Regulation of the G protein βγ subunits through the covalent modification of Gβ

Abstract

The βγ‐subunits of G protein (Gβγ) dissociate from the a‐subunit (Ga) upon activation of G protein‐coupled receptors. Once free, Gβγ is able to regulate many target proteins, including phospholipase Cβ2 (PLCβ2), phosphoinositide 3‐kinase γ (PI3Kγ) and G protein‐coupled receptor kinase 2 (GRK2). Because overactivation of Gβγ signaling has been implicated in the pathophysiology of several diseases, inhibitors of Gβγ might be very valuable from a pharmacological point of view. Our group has used a combination of virtual and manual screening to find small molecules that bind to a protein‐protein interaction "hot spot" on the β subunit. These compounds inhibit the binding of a phage displaying the SIGKAFKILGYPDYD peptide (SIGK) to Gβγ in an enzyme‐linked immunosorbent assay (ELISA) at concentrations in the nM to µM range.

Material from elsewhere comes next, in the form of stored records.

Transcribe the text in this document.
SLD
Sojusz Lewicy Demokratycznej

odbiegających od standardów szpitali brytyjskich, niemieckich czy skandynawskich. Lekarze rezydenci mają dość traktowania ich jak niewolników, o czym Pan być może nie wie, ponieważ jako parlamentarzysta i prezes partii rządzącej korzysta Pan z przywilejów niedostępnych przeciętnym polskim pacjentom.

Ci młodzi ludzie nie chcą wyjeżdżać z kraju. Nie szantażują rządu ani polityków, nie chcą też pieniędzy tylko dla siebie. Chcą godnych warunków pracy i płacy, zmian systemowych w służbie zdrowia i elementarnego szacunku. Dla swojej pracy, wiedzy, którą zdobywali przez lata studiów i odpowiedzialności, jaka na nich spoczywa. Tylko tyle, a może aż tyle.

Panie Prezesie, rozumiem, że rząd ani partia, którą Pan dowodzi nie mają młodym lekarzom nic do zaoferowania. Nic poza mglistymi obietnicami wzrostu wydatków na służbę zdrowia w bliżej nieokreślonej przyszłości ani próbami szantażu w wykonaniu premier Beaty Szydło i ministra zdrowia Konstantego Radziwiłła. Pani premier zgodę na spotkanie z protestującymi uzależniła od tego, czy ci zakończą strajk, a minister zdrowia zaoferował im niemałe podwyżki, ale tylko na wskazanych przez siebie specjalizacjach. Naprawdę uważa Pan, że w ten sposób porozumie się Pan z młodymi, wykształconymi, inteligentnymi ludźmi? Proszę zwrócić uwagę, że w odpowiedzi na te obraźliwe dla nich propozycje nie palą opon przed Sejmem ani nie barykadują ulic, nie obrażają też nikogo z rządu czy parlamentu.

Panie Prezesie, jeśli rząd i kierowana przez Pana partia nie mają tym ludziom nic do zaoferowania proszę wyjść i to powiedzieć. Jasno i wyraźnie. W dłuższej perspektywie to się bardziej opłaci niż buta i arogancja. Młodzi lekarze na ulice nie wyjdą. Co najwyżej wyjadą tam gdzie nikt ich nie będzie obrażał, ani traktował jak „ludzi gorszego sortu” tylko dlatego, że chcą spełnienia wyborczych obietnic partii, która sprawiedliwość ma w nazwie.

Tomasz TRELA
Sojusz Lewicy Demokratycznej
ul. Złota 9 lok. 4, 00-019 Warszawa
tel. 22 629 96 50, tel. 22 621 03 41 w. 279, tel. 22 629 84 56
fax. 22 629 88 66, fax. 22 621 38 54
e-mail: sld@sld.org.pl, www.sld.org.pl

Recently, we discovered that some of the small molecules, like cystamine and selenocystamine, disrupt Gβγ function by a redox mechanism. Their effect can be reversed by the addition of dithiothreitol (DTT). Mass spectrometry indicates that selenocystamine forms a selenylsulfide bridge at preferentially one position, and mutagenesis studies suggest that both cystamine and selenocystamine act on cysteine 204 of the βsubunit. This is the first evidence that protein‐protein interactions with Gβγ can be regulated in a reversible redox manner.This work was supported by NIH grant GM60286‐08.